La mort sur un cheval pâle de Daniel Vasseur

Brest, janvier 1855, évasion de Devaux qui a été condamné à 20 ans de prison pour meurtre.

Paris, Ragon et Grumel sont dans la police. Ils tentent de retrouver Devaux à l’arrivée du train. Mais celui-ci passe à travers les mailles du filet.

L’enquête va tenter de le retrouver, surtout qu’un second meurtre du même acabit est commis. Mais la police doute quant à l’identité du coupable.

Comme vous le savez, j’adore les policiers, les thrillers. J’ai plus l’habitude de lire des romans dont le sujet est contemporain. Mais quand je me lance dans des lectures plus historiques, je ne suis que joie. Car, en effet, nous sommes dans ce roman, nous sommes aux débuts de la police ferroviaire si l’on peut dire puisque les trains, dans les années 1830, commencent à rouler et il faut bien faire attention à ce flux continu de voyageurs, dont certains profitent de ce moyen de transport pour rallier d’autres villes. Cela ne se fait pas sans mal concernant cette police qui a été nommée par l’Intérieur et qui doit faire face aux agents dévolus aux trains. Ce changement, même par décret, est difficile à accepter.

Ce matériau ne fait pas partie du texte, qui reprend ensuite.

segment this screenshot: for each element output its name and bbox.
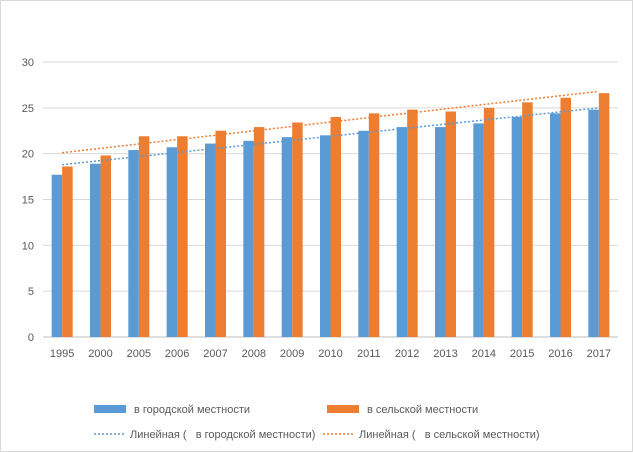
- bar-urban-2005: [128, 150, 139, 337]
- bar-rural-2012: [407, 109, 418, 338]
- x-tick-label: 2016: [548, 348, 572, 360]
- bar-rural-2008: [253, 127, 265, 337]
- bar-urban-2007: [205, 143, 216, 337]
- bar-urban-2016: [550, 113, 561, 337]
- x-tick-label: 2008: [242, 348, 266, 360]
- x-tick-label: 2005: [127, 348, 151, 360]
- y-tick-label: 25: [22, 103, 34, 115]
- y-tick-label: 0: [28, 332, 34, 344]
- bar-urban-2009: [281, 137, 293, 337]
- bar-rural-2013: [445, 111, 456, 337]
- x-tick-label: 1995: [50, 348, 74, 360]
- bars: [51, 93, 610, 338]
- bar-urban-2010: [320, 135, 331, 337]
- bar-urban-2008: [243, 140, 254, 337]
- x-tick-label: 2012: [395, 348, 419, 360]
- x-tick-label: 2015: [510, 348, 534, 360]
- bar-rural-2007: [215, 130, 226, 337]
- legend-label-trend-rural: Линейная ( в сельской местности): [359, 429, 540, 441]
- bar-urban-2012: [396, 127, 408, 337]
- bar-rural-2005: [138, 136, 150, 337]
- bar-urban-1995: [51, 174, 63, 337]
- bar-rural-2010: [330, 117, 341, 337]
- bar-urban-2014: [473, 123, 484, 338]
- x-tick-label: 2013: [433, 348, 457, 360]
- trendline-urban: [62, 107, 599, 166]
- x-tick-label: 2014: [472, 348, 496, 360]
- bar-rural-2017: [598, 93, 610, 338]
- bar-rural-1995: [62, 166, 73, 337]
- bar-rural-2011: [368, 113, 380, 337]
- bar-rural-2006: [177, 136, 188, 337]
- bar-rural-2000: [100, 155, 111, 337]
- x-tick-label: 2006: [165, 348, 189, 360]
- legend-swatch-rural: [327, 405, 359, 413]
- y-tick-label: 30: [22, 57, 34, 69]
- bar-rural-2014: [483, 107, 495, 337]
- bar-urban-2013: [435, 127, 446, 337]
- x-tick-label: 2010: [318, 348, 342, 360]
- x-tick-label: 2007: [203, 348, 227, 360]
- bar-urban-2017: [588, 109, 599, 338]
- x-axis: 1995 2000 2005 2006 2007 2008 2009 2010 2011 2012…: [50, 348, 611, 360]
- legend-swatch-urban: [94, 405, 126, 413]
- legend-label-rural: в сельской местности: [367, 404, 478, 416]
- legend-label-trend-urban: Линейная ( в городской местности): [130, 429, 315, 441]
- bar-rural-2016: [560, 97, 571, 337]
- y-tick-label: 20: [22, 149, 34, 161]
- x-tick-label: 2011: [357, 348, 381, 360]
- bar-urban-2006: [166, 147, 178, 337]
- bar-urban-2011: [358, 130, 369, 337]
- trendlines: [62, 90, 599, 166]
- x-tick-label: 2000: [88, 348, 112, 360]
- x-tick-label: 2017: [587, 348, 611, 360]
- legend-label-urban: в городской местности: [134, 404, 250, 416]
- bar-rural-2009: [292, 122, 303, 337]
- y-tick-label: 5: [28, 286, 34, 298]
- bar-rural-2015: [522, 102, 533, 337]
- bar-urban-2015: [511, 117, 523, 337]
- y-tick-label: 15: [22, 195, 34, 207]
- x-tick-label: 2009: [280, 348, 304, 360]
- legend: в городской местности в сельской местнос…: [94, 404, 540, 441]
- bar-urban-2000: [90, 163, 101, 337]
- y-tick-label: 10: [22, 240, 34, 252]
- y-axis: 0 5 10 15 20 25 30: [22, 57, 34, 344]
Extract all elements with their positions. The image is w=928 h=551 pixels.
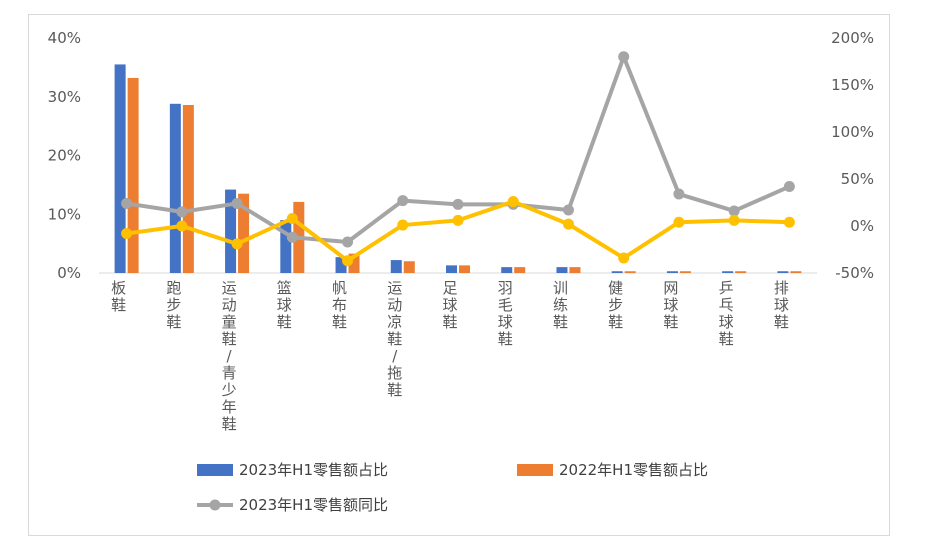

Un petit bémol quant à ce roman. Le personnage principal, Grumel, semble vouloir prouver de nombreuses choses à son père puisqu’il n’a pas embrassé une carrière dans la magistrature. Il veut lui prouver qu’il réussit également. La mise en situation de l’un et de l’autre dans le bureau du chef du commissaire n’arrange certes pas les choses, puisqu’il semblerait que la nomination du commissaire aurait été pour faire plaisir à son père. Mais qu’en est-il réellement ? Ca, nous ne le savons pas et c’est bien dommage. Ce policier restera donc toujours l’enfant qui ne semble pas à la hauteur de son père.

Même en ce temps-là, la police manque de moyens et les résultats sont attendus aux plus hautes sphères. Si ce n’est pas le cas, très vite, ils ont la pression. En définitive, rien ne change. La police doit référer de chaque intervention au plus haut et ne pas prendre d’initiative. Comme dans tout roman policier, le personnage principal tente de s’opposer à sa hiérarchie pour faire avancer l’enquête. Mais ici, il travaille en bonne intelligence avec ses collègues, même s’il les connait depuis peu.

Quant à Devaux, avant de mourir, puisqu’il est atteint de la tuberculose, semble vouloir laver son honneur pour un meurtre qu’il n’a pas commis et pour lequel il a toujours clamé son innocence. Même s’il a commis quelques délits, il veut revoir sa fille et récupérer un magot caché chez lui pour qu’elle puisse vivre décemment.

Nous sommes également à l’aube de l’envoi des bagnards dans les îles pour qu’ils purgent leurs peines. Daniel Vasseur n’hésitent pas à donner des informations importantes dans des notes de bas de pages qui sont réellement enrichissantes.

Outre le travail de la police, nous avons aussi le travail des médecins qui étudient les meurtriers et leurs aspirations, les comportements criminels. En plus, ce sont les débuts des nouvelles méthodes de psychiatrie qui demandent à ce que les patients ne soient plus enchaînés. Des méthodes qui sont dures à mettre en pratique et d’ailleurs on se rend compte que les psychiatres tentent toujours de se battre contre les idées reçues même aujourd’hui.

Ce roman fait partie de la nouvelle collection, Editions du Patrimoine, Crimes et Monuments, La Sainte-Chapelle. Il se passe sous le second Empire, dans l’île de la Cité. La mort sur un cheval pâle est donc un roman historique puisqu’il s’attarde sur la restauration de La Sainte-Chapelle qui doit être prête pour l’Exposition Universelle. Pourquoi un tel monument dans ce roman ? Outre les explications données concernant les travaux et tout ce qui est réalisé par les artisans, on découvrira différents personnages qui ont un lien avec l’intrigue du roman. De plus, des craintes d’attentat contre l’Empereur sont certains, donc des précautions doivent être prises pour assurer sa sécurité.

Vous l’aurez compris, j’ai plongé dans ce roman à la vitesse grand V et lu à la même vitesse. Peu de pages, certes, mais l’essentiel est là. J’ai bien aimé le style de l’auteur, l’histoire et cette dimension historique qui nous ramène à nos cours en ajoutant une autre touche.